The Phase B image_loaded_sha256 δ-content-STOP was a false positive caused by an overly strict invariant: hashing engine-specific runtime patches as if they were XEX content.

What the fix is

The fix is in the comparison framework, not the engines:

  1. diff_state.py: relaxed STOP invariant — when --xex-json is provided AND both snapshots contain image.bin, compute and check image_canonical_sha256 (engine-mask agnostic) as the real STOP key. The raw image_loaded_sha256 is still reported but is informational.
  2. phase_b_snapshot.{rs,cc}: when phase_b_dump_section_content is set, emit image.bin (raw bytes of the XEX image region) so the diff tool can perform canonicalization. Default-off; cvar-OFF binary digest is byte-identical to pre-Phase-C baseline.

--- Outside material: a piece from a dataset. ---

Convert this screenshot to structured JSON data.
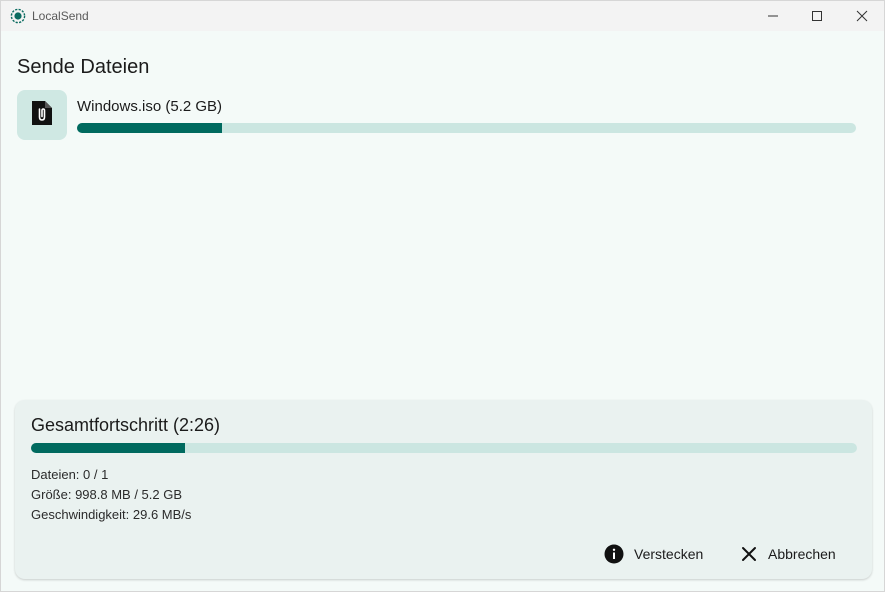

What this implies for downstream divergences

The Phase B catalog's 57 remaining divergences (post-image-load) are still meaningful — they describe real differences in stack/PCR/TLS allocation strategy, heap layout, kernel-object population, and exports-table state. These are now interpretable on a verified canonically-equivalent image baseline.

The Phase A diff's first runtime divergence at tid_event_idx=113 (KeQuerySystemTime return_value) is the next Phase C+1 target. It is not a downstream symptom of the image-load mismatch; it is the next genuine engine divergence in the kernel-call sequence.